Na de remisebluesverzuchtingen van o.m. vorige week kwam er dinsdagavond weer wat schot in de zaak. Enkel Jan was bye, maar hij had al wel acht partijen gespeeld, de anderen speelden hun 8ste of 7de partij. Zoals altijd verliepen de confrontaties spannend en soms scherp, maar at the end of the day werden er, voor de verandering, twee winstpartijen genoteerd en twee remises. Dat grijpt in de stand een tikkeltje meer in dan de voorbije weken. En omdat we grotendeels halfweg zijn, kan er ook een tussentijdse balans af. _LEESMEER_
Opmerkelijk: in deze Brexittijden (nu ja, komt-ie-nog-of-niet) werd in drie van de vier partijen de liefde voor het Engels beleden. Enkel in Patrick–Guy kwam er iets anders op het bord, m.n. een raszuivere Grünfeld. Ook opmerkelijk: de avond was een stuk succesvoller voor zwart (2+, 2=) dan voor wit (2-, 2=).

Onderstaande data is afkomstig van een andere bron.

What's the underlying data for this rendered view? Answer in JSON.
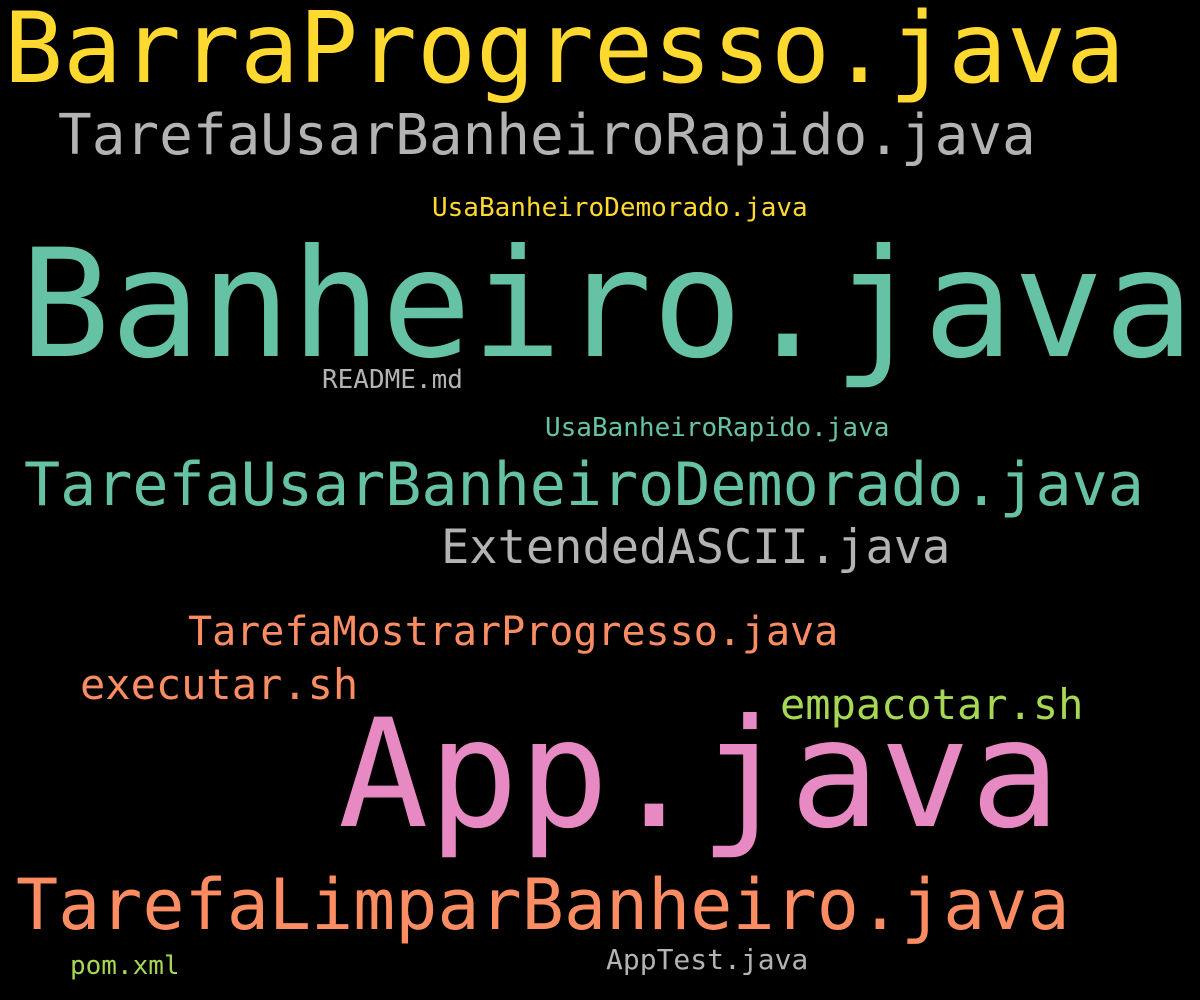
{
  "word_cloud": {
    "background": "#000000",
    "words": [
      {
        "text": "BarraProgresso.java",
        "color": "#ffd92f"
      },
      {
        "text": "TarefaUsarBanheiroRapido.java",
        "color": "#b3b3b3"
      },
      {
        "text": "UsaBanheiroDemorado.java",
        "color": "#ffd92f"
      },
      {
        "text": "Banheiro.java",
        "color": "#66c2a5"
      },
      {
        "text": "README.md",
        "color": "#b3b3b3"
      },
      {
        "text": "UsaBanheiroRapido.java",
        "color": "#66c2a5"
      },
      {
        "text": "TarefaUsarBanheiroDemorado.java",
        "color": "#66c2a5"
      },
      {
        "text": "ExtendedASCII.java",
        "color": "#b3b3b3"
      },
      {
        "text": "TarefaMostrarProgresso.java",
        "color": "#fc8d62"
      },
      {
        "text": "executar.sh",
        "color": "#fc8d62"
      },
      {
        "text": "empacotar.sh",
        "color": "#a6d854"
      },
      {
        "text": "App.java",
        "color": "#e78ac3"
      },
      {
        "text": "TarefaLimparBanheiro.java",
        "color": "#fc8d62"
      },
      {
        "text": "AppTest.java",
        "color": "#b3b3b3"
      },
      {
        "text": "pom.xml",
        "color": "#a6d854"
      }
    ]
  }
}
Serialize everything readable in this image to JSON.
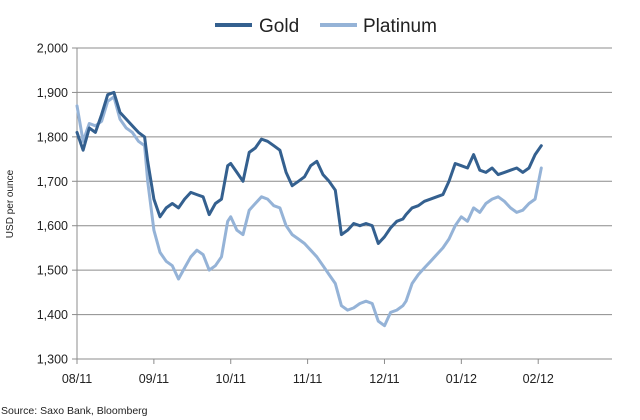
{
  "chart_data": {
    "type": "line",
    "title": "",
    "xlabel": "",
    "ylabel": "USD per ounce",
    "ylim": [
      1300,
      2000
    ],
    "yticks": [
      "1,300",
      "1,400",
      "1,500",
      "1,600",
      "1,700",
      "1,800",
      "1,900",
      "2,000"
    ],
    "ytick_values": [
      1300,
      1400,
      1500,
      1600,
      1700,
      1800,
      1900,
      2000
    ],
    "xlim": [
      0,
      174
    ],
    "xticks": [
      "08/11",
      "09/11",
      "10/11",
      "11/11",
      "12/11",
      "01/12",
      "02/12"
    ],
    "xtick_values": [
      0,
      25,
      50,
      75,
      100,
      125,
      150
    ],
    "grid": true,
    "legend_placement": "top-center",
    "source": "Source: Saxo Bank, Bloomberg",
    "series": [
      {
        "name": "Gold",
        "color": "#34608f",
        "x": [
          0,
          2,
          4,
          6,
          8,
          10,
          12,
          14,
          16,
          18,
          20,
          22,
          23,
          25,
          27,
          29,
          31,
          33,
          35,
          37,
          39,
          41,
          43,
          45,
          47,
          49,
          50,
          52,
          54,
          56,
          58,
          60,
          62,
          64,
          66,
          68,
          70,
          72,
          74,
          76,
          78,
          80,
          82,
          84,
          86,
          88,
          90,
          92,
          94,
          96,
          98,
          100,
          102,
          104,
          106,
          107,
          109,
          111,
          113,
          115,
          117,
          119,
          121,
          123,
          125,
          127,
          129,
          131,
          133,
          135,
          137,
          139,
          141,
          143,
          145,
          147,
          149,
          151
        ],
        "values": [
          1810,
          1770,
          1820,
          1810,
          1850,
          1895,
          1900,
          1855,
          1840,
          1825,
          1810,
          1800,
          1745,
          1660,
          1620,
          1640,
          1650,
          1640,
          1660,
          1675,
          1670,
          1665,
          1625,
          1650,
          1660,
          1735,
          1740,
          1720,
          1700,
          1765,
          1775,
          1795,
          1790,
          1780,
          1770,
          1720,
          1690,
          1700,
          1710,
          1735,
          1745,
          1715,
          1700,
          1680,
          1580,
          1590,
          1605,
          1600,
          1605,
          1600,
          1560,
          1575,
          1595,
          1610,
          1615,
          1625,
          1640,
          1645,
          1655,
          1660,
          1665,
          1670,
          1700,
          1740,
          1735,
          1730,
          1760,
          1725,
          1720,
          1730,
          1715,
          1720,
          1725,
          1730,
          1720,
          1730,
          1760,
          1780
        ]
      },
      {
        "name": "Platinum",
        "color": "#95b3d7",
        "x": [
          0,
          2,
          4,
          6,
          8,
          10,
          12,
          14,
          16,
          18,
          20,
          22,
          23,
          25,
          27,
          29,
          31,
          33,
          35,
          37,
          39,
          41,
          43,
          45,
          47,
          49,
          50,
          52,
          54,
          56,
          58,
          60,
          62,
          64,
          66,
          68,
          70,
          72,
          74,
          76,
          78,
          80,
          82,
          84,
          86,
          88,
          90,
          92,
          94,
          96,
          98,
          100,
          102,
          104,
          106,
          107,
          109,
          111,
          113,
          115,
          117,
          119,
          121,
          123,
          125,
          127,
          129,
          131,
          133,
          135,
          137,
          139,
          141,
          143,
          145,
          147,
          149,
          151
        ],
        "values": [
          1870,
          1790,
          1830,
          1825,
          1835,
          1880,
          1890,
          1840,
          1820,
          1810,
          1790,
          1780,
          1700,
          1590,
          1540,
          1520,
          1510,
          1480,
          1505,
          1530,
          1545,
          1535,
          1500,
          1510,
          1530,
          1610,
          1620,
          1590,
          1580,
          1635,
          1650,
          1665,
          1660,
          1645,
          1640,
          1600,
          1580,
          1570,
          1560,
          1545,
          1530,
          1510,
          1490,
          1470,
          1420,
          1410,
          1415,
          1425,
          1430,
          1425,
          1385,
          1375,
          1405,
          1410,
          1420,
          1430,
          1470,
          1490,
          1505,
          1520,
          1535,
          1550,
          1570,
          1600,
          1620,
          1610,
          1640,
          1630,
          1650,
          1660,
          1665,
          1655,
          1640,
          1630,
          1635,
          1650,
          1660,
          1730
        ]
      }
    ]
  }
}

Benny en Herman verzeilden in wat wel de Kramnik-Shirov Tegenaanval wordt genoemd. Zwart wist daarbij zijn stukken zodanig planmatig op te stellen dat wit moeite had om een plan te bedenken, al had een opstoot met b4 wellicht voor actiever spel gezorgd. Nu kon zwart vrijwel ongestoord opbouwen en op het juiste moment de aanval inzetten. Vervolgens ging de witte koningsloper verloren, voor twee zwarte pionnen en wat schaakjes, maar daarna was het zowat uit voor wit, die sportief capituleerde: 0-1.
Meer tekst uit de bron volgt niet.